JAKARTA, September 30 (RIA Novosti) - At least 75 people were killed on Wednesday when a powerful earthquake hit the Indonesian city of Padang, where around three quarters of the buildings were destroyed, a health official said.
Rustam Pakaya, the head of the health ministry's disaster center, said speaking on the local TvOne channel that the death of 75 people has been confirmed, and dozens more were hospitalized with injuries.
The death toll from the 7.6 magnitude earthquake is likely to rise as thousands of people are believed trapped under rubble in the city, capital of the Indonesian region of West Sumatra.
"Hundreds of houses were leveled to the ground," Pakaya said.

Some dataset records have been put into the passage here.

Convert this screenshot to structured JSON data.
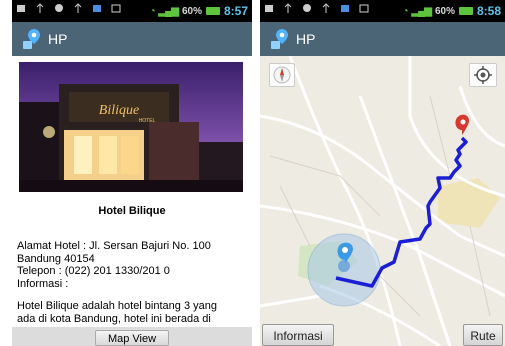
{
  "left_screen": {
    "status": {
      "battery": "60%",
      "time": "8:57"
    },
    "action_bar": {
      "title": "HP"
    },
    "hotel": {
      "name": "Hotel Bilique",
      "photo_sign": "Bilique Hotel",
      "address_line1": "Alamat Hotel : Jl. Sersan Bajuri No. 100",
      "address_line2": "Bandung 40154",
      "phone": "Telepon : (022) 201 1330/201 0",
      "info_label": "Informasi :",
      "description_line1": "Hotel Bilique adalah hotel bintang 3 yang",
      "description_line2": "ada di kota Bandung, hotel ini berada di"
    },
    "map_view_button": "Map View"
  },
  "right_screen": {
    "status": {
      "battery": "60%",
      "time": "8:58"
    },
    "action_bar": {
      "title": "HP"
    },
    "buttons": {
      "informasi": "Informasi",
      "rute": "Rute"
    },
    "colors": {
      "route": "#1a1fd6",
      "destination_pin": "#d63a2f",
      "user_pin": "#3b9be6"
    }
  },
  "colors": {
    "action_bar": "#4c6576",
    "status_bar": "#000000",
    "map_background": "#eeebe3"
  }
}
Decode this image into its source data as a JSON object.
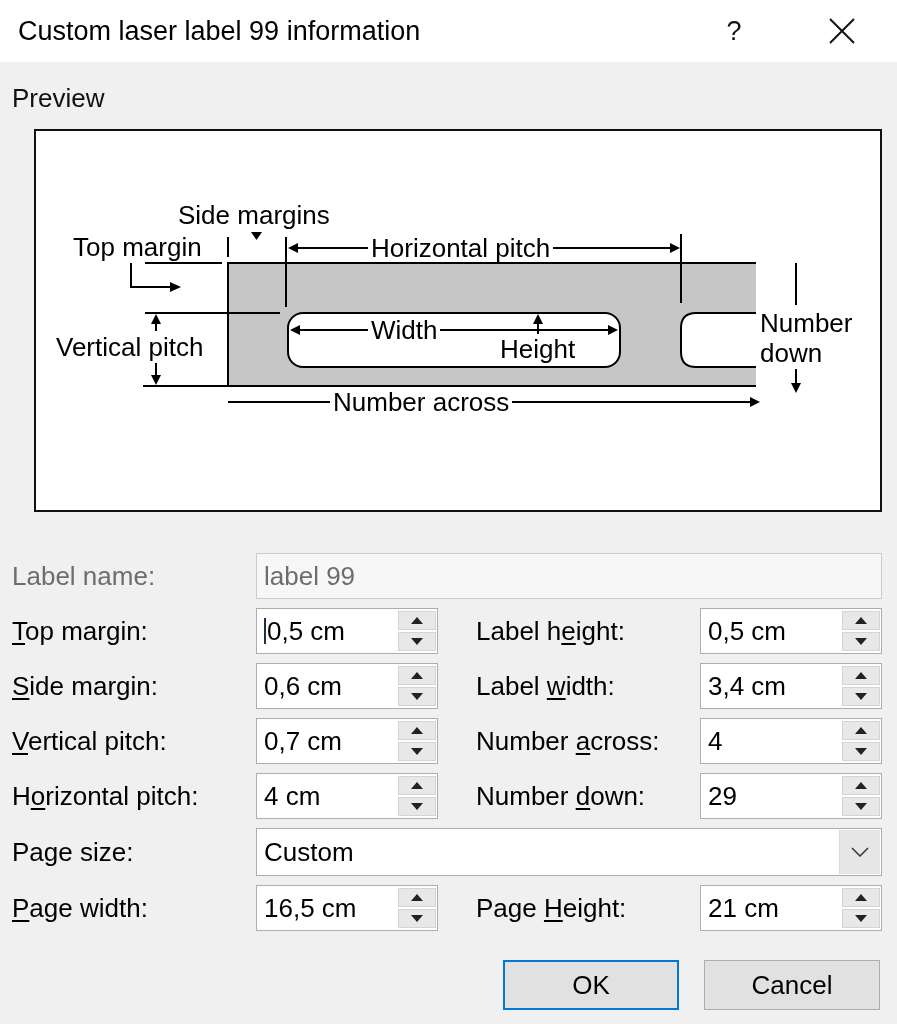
{
  "window": {
    "title": "Custom laser label 99 information",
    "help": "?"
  },
  "preview": {
    "title": "Preview",
    "labels": {
      "side_margins": "Side margins",
      "top_margin": "Top margin",
      "horizontal_pitch": "Horizontal pitch",
      "vertical_pitch": "Vertical pitch",
      "width": "Width",
      "height": "Height",
      "number_down": "Number down",
      "number_across": "Number across"
    }
  },
  "rows": [
    {
      "fields": [
        {
          "kind": "text",
          "label": [
            {
              "text": "Label name:",
              "underline": false
            }
          ],
          "value": "label 99",
          "disabled": true,
          "focused": false
        }
      ]
    },
    {
      "fields": [
        {
          "kind": "spin",
          "label": [
            {
              "text": "T",
              "underline": true
            },
            {
              "text": "op margin:",
              "underline": false
            }
          ],
          "value": "0,5 cm",
          "disabled": false,
          "focused": true
        },
        {
          "kind": "spin",
          "label": [
            {
              "text": "Label h",
              "underline": false
            },
            {
              "text": "e",
              "underline": true
            },
            {
              "text": "ight:",
              "underline": false
            }
          ],
          "value": "0,5 cm",
          "disabled": false,
          "focused": false
        }
      ]
    },
    {
      "fields": [
        {
          "kind": "spin",
          "label": [
            {
              "text": "S",
              "underline": true
            },
            {
              "text": "ide margin:",
              "underline": false
            }
          ],
          "value": "0,6 cm",
          "disabled": false,
          "focused": false
        },
        {
          "kind": "spin",
          "label": [
            {
              "text": "Label ",
              "underline": false
            },
            {
              "text": "w",
              "underline": true
            },
            {
              "text": "idth:",
              "underline": false
            }
          ],
          "value": "3,4 cm",
          "disabled": false,
          "focused": false
        }
      ]
    },
    {
      "fields": [
        {
          "kind": "spin",
          "label": [
            {
              "text": "V",
              "underline": true
            },
            {
              "text": "ertical pitch:",
              "underline": false
            }
          ],
          "value": "0,7 cm",
          "disabled": false,
          "focused": false
        },
        {
          "kind": "spin",
          "label": [
            {
              "text": "Number ",
              "underline": false
            },
            {
              "text": "a",
              "underline": true
            },
            {
              "text": "cross:",
              "underline": false
            }
          ],
          "value": "4",
          "disabled": false,
          "focused": false
        }
      ]
    },
    {
      "fields": [
        {
          "kind": "spin",
          "label": [
            {
              "text": "H",
              "underline": false
            },
            {
              "text": "o",
              "underline": true
            },
            {
              "text": "rizontal pitch:",
              "underline": false
            }
          ],
          "value": "4 cm",
          "disabled": false,
          "focused": false
        },
        {
          "kind": "spin",
          "label": [
            {
              "text": "Number ",
              "underline": false
            },
            {
              "text": "d",
              "underline": true
            },
            {
              "text": "own:",
              "underline": false
            }
          ],
          "value": "29",
          "disabled": false,
          "focused": false
        }
      ]
    },
    {
      "fields": [
        {
          "kind": "dropdown",
          "label": [
            {
              "text": "Page size:",
              "underline": false
            }
          ],
          "value": "Custom",
          "disabled": false,
          "focused": false
        }
      ]
    },
    {
      "fields": [
        {
          "kind": "spin",
          "label": [
            {
              "text": "P",
              "underline": true
            },
            {
              "text": "age width:",
              "underline": false
            }
          ],
          "value": "16,5 cm",
          "disabled": false,
          "focused": false
        },
        {
          "kind": "spin",
          "label": [
            {
              "text": "Page ",
              "underline": false
            },
            {
              "text": "H",
              "underline": true
            },
            {
              "text": "eight:",
              "underline": false
            }
          ],
          "value": "21 cm",
          "disabled": false,
          "focused": false
        }
      ]
    }
  ],
  "buttons": [
    {
      "label": "OK",
      "default": true
    },
    {
      "label": "Cancel",
      "default": false
    }
  ]
}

TV reports showed devastation and people fleeing the city in panic by car, on bicycles and on foot. Many city residents were trying to put out fires caused by the quake and to find their relatives under rubble.
The quake is the latest in a series of natural disasters to rock Indonesia. Part of the Pacific's Ring of Fire, Indonesia is in the world's most seismically active region, registering 6,000-7,000 earthquakes with a magnitude of 4.0 or above annually.
Earlier on Wednesday, an earthquake thousands of kilometers to the west caused several tsunamis, which hit the Pacific island nations of American and Western Samoa, and Tonga killing more than 100 people, injuring hundreds more and destroying villages.
UN Secretary General Ban Ki-moon expressed condolences to those who lost their relatives in the tsunamis and the earthquake or were left homeless, and pledged aid both to Samoa and Indonesia in dealing with the aftermath of the disasters.